Tuesday, October 14, 2014

Writer discusses problems with using students' test scores to grade teachers

Districts evaluating teachers based on students' test scores is becoming a more and more common practice. In Houston, the teachers' union even sued their school district as a result. Those who condone the practice often cite research that highlights a connection among teachers, test scores and students' success in adulthood. However, Jesse Rothstein, an economist at the University of California, argues that this might not be a consistent measure of teacher effectiveness because teachers who are viewed as exceptionally skilled may just be "assigned good students or seek them out rather than making a difference in the test scores themselves," Max Ehrenfreund writes for The Washington Post.

Economist Raj Chetty of Harvard University and two colleagues conducted the study in question. They found that students who performed well on tests earned more money later in life. President Obama even talked about the study in 2012 when he said, "We know a good teacher can increase the lifetime income of a classroom by over $250,000."

This information becomes less meaningful if certain teachers are simply assigned or seek out better students. For example, what if one teacher is adept at working with students who don't speak English, while a second teacher has poor classroom management skills. The second teacher may be assigned well-behaved, dedicated students. The second teacher's students will likely perform better on tests—and earn more money in the course of their lives, like the study predicts—but this isn't because the second teacher is better.

While Harvard's John Friedman did find that "when a teacher whose students did well on tests moved to a different school . . . the average score across that teacher's grade at the new school did improve, indicating that it wasn't just a matter of schools assigning the best students to particular teachers, Rothstein wasn't convinced," Ehrenfreund writes. Rothstein observed a similar correlation in test scores and incomes in North Carolina but noted that when a teacher whose students get good test scores moves to another school where scores were already going up, it's hard to determine how much of the improvement can be attributed to the new teacher.

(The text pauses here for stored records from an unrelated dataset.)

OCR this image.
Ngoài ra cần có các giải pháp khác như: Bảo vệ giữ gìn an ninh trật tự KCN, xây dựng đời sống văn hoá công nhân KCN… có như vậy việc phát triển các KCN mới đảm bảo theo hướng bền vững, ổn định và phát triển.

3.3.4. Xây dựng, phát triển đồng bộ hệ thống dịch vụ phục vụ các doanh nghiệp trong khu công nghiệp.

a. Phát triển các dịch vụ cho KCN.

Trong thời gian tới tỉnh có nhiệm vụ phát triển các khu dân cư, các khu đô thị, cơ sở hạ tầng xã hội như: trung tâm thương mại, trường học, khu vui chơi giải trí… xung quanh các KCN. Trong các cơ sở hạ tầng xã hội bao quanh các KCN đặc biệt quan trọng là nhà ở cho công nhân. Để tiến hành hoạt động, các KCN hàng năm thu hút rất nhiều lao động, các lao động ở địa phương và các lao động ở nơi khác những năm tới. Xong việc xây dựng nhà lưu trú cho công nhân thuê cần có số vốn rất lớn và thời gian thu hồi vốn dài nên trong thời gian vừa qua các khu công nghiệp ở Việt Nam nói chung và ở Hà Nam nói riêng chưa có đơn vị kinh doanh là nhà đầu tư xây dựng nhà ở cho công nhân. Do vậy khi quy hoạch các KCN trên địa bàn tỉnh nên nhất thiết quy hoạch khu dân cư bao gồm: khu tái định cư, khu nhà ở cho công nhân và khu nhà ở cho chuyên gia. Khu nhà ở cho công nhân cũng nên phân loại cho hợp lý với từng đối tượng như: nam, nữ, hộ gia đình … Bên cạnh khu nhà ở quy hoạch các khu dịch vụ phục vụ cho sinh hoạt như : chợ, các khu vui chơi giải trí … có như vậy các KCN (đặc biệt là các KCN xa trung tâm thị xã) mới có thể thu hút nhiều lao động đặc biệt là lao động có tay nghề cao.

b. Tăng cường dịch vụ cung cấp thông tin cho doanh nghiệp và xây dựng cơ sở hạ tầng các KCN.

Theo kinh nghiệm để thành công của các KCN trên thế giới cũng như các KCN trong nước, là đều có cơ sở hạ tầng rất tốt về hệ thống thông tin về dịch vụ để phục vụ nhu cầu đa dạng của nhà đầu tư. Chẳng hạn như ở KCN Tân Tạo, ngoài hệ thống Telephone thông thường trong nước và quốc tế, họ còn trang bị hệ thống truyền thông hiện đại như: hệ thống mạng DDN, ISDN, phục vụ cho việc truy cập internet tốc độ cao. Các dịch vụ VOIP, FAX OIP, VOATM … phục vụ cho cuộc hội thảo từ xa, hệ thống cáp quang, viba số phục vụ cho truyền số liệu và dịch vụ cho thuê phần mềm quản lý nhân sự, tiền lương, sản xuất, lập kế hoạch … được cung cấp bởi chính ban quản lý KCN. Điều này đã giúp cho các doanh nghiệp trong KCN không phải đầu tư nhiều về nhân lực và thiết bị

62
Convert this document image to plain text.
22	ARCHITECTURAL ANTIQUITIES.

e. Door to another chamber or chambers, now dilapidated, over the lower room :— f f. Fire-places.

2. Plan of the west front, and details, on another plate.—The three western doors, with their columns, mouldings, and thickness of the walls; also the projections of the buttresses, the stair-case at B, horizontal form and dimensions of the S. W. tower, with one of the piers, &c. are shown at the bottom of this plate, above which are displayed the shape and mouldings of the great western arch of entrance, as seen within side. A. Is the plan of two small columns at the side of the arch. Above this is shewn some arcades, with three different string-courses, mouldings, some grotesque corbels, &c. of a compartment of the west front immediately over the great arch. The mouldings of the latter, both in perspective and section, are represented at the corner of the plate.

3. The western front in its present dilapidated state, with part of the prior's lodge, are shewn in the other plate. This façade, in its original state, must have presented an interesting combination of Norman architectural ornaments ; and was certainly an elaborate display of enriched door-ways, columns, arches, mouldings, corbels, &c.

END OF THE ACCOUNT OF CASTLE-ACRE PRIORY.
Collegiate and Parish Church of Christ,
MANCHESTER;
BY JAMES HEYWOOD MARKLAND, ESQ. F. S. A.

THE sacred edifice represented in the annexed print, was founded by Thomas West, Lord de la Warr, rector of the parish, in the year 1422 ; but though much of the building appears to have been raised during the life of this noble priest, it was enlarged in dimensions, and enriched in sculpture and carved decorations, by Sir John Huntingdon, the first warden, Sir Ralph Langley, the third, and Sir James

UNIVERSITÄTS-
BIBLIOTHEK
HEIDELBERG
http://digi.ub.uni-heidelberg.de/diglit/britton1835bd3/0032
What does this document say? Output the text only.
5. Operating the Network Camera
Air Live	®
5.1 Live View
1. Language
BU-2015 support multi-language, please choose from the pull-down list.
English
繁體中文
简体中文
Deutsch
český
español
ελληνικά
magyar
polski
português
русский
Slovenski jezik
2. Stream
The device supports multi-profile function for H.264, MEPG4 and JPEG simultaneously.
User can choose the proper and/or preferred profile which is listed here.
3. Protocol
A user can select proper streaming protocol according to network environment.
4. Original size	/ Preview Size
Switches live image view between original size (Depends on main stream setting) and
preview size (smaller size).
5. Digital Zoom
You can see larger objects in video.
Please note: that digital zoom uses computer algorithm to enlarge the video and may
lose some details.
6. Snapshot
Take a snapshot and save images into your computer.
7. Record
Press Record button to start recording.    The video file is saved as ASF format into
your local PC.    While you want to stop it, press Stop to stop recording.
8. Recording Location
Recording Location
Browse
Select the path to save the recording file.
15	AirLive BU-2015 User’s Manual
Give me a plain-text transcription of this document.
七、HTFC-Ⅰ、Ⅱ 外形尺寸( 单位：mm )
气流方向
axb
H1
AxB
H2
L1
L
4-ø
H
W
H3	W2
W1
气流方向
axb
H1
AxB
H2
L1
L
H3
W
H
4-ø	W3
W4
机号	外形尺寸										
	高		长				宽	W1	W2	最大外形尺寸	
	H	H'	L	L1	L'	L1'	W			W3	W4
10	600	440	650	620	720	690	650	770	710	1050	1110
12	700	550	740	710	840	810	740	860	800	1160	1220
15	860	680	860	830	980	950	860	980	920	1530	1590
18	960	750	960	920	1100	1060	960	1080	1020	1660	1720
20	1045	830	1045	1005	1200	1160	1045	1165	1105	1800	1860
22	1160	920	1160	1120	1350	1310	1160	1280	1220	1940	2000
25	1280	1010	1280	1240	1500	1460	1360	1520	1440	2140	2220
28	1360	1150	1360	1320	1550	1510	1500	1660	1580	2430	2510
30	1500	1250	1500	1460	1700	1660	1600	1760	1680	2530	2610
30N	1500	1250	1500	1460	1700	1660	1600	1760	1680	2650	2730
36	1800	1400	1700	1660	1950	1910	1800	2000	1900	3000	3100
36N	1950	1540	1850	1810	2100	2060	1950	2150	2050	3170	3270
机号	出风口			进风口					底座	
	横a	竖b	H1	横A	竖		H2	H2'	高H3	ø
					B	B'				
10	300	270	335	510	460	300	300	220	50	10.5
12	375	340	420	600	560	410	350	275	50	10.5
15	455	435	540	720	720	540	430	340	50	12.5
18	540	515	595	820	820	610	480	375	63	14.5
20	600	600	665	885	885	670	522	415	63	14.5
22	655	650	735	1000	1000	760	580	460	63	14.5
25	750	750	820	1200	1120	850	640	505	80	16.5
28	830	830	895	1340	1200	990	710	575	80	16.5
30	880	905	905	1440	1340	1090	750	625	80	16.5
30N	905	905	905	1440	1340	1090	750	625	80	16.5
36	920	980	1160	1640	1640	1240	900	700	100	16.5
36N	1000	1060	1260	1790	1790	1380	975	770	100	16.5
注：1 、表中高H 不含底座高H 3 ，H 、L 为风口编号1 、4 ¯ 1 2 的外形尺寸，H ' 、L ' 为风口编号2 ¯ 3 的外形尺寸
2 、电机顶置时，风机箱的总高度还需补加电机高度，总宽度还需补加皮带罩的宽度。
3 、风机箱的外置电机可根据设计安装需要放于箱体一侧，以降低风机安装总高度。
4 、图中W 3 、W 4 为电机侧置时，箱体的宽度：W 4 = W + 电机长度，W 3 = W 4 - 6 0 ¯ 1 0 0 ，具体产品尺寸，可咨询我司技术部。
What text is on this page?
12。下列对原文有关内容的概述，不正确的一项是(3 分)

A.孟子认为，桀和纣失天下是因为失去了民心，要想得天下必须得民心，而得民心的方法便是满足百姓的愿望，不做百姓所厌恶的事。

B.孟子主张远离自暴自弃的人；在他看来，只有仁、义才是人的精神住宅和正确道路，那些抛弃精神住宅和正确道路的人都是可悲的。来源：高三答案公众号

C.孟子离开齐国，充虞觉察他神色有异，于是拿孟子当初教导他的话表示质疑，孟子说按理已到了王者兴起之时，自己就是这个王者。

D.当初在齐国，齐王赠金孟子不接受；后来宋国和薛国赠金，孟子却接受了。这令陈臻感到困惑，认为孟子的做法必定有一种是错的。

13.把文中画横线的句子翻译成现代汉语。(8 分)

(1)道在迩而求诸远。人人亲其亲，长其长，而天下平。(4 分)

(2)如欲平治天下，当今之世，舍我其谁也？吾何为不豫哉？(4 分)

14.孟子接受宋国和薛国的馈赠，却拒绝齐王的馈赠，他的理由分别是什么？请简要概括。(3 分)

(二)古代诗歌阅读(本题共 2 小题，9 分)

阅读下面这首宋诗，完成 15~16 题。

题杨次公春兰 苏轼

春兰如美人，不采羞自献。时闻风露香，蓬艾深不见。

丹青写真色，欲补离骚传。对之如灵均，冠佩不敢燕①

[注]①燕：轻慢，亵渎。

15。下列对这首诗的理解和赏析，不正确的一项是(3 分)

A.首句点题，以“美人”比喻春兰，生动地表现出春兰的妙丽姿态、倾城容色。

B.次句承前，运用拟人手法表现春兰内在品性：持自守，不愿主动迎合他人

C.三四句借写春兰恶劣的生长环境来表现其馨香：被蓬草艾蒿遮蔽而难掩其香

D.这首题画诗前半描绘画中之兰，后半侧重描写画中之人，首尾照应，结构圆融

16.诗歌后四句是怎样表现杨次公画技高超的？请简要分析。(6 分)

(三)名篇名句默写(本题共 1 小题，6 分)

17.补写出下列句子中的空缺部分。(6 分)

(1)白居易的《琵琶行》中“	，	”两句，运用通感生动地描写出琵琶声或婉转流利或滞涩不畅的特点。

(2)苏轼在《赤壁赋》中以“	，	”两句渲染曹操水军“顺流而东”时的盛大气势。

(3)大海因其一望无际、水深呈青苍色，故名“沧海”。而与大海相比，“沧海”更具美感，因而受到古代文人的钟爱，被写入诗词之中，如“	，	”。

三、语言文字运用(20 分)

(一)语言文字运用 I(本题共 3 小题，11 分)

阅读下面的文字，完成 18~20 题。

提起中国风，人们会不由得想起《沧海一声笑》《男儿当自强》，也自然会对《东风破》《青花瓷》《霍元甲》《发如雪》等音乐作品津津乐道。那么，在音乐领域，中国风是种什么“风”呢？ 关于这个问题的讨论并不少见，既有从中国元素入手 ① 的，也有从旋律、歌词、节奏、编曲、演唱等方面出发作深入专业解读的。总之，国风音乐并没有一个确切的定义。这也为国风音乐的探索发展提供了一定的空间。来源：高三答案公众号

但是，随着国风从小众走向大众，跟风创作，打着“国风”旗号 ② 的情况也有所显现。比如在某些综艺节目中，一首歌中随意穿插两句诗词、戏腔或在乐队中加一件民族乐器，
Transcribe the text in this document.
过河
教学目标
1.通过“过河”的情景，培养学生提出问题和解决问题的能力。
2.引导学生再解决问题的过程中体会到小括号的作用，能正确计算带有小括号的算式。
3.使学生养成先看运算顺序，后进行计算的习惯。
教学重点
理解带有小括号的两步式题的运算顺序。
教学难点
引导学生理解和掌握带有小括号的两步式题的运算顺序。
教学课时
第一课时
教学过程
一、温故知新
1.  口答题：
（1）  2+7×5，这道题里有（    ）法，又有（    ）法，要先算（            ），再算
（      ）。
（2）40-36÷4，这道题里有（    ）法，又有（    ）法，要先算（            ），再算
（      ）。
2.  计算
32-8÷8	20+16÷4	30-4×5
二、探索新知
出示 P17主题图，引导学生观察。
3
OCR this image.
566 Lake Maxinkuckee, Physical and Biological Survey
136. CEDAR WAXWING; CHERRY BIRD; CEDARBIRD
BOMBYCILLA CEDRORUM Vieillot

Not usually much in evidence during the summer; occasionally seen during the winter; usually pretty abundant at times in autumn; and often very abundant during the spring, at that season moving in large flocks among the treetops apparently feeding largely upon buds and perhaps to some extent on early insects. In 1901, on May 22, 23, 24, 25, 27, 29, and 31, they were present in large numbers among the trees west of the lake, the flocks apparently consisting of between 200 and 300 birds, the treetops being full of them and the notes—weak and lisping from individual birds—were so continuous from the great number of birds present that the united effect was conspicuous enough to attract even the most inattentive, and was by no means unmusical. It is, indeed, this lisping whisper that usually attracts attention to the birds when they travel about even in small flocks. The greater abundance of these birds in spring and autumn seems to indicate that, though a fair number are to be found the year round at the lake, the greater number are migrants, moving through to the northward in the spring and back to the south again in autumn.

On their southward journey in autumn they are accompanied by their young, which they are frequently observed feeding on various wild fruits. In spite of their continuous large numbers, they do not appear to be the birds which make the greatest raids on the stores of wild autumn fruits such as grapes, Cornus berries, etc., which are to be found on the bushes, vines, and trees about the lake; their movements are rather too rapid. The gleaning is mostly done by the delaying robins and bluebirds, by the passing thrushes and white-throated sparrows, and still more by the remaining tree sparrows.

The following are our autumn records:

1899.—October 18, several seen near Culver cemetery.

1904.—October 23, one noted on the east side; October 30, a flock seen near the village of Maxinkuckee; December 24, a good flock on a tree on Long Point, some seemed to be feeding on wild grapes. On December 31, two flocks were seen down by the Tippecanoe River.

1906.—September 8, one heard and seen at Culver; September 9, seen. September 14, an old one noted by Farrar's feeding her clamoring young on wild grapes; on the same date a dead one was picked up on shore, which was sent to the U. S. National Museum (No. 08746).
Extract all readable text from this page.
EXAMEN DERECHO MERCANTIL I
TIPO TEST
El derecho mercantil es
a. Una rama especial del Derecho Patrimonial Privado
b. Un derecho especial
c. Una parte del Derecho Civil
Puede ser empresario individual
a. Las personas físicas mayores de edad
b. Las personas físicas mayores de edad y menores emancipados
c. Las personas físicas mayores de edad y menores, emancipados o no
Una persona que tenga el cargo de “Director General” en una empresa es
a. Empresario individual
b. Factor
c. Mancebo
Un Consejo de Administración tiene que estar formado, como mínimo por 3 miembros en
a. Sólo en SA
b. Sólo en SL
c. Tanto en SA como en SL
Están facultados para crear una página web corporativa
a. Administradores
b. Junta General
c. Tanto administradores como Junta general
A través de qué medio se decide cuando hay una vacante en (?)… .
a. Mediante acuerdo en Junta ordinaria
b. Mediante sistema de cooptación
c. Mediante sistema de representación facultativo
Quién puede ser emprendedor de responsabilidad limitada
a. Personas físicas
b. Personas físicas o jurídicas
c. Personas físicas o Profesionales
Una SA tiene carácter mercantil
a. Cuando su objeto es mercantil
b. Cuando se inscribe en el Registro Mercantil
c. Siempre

Chetty agrees that "whether value-added scores are the best way to assess teachers is still an open question," Ehrenfreund writes. Also, using students' test scores as the basis for awarding teachers better salaries or tenure might have negative effects if teachers don't seek to cultivate qualities other than academics in their students. "Once you start using value-added measures in practice, their signal quality might get eroded," he said. "People might start teaching to the test." He doesn't think teachers will make that mistake but doesn't have data to support it yet.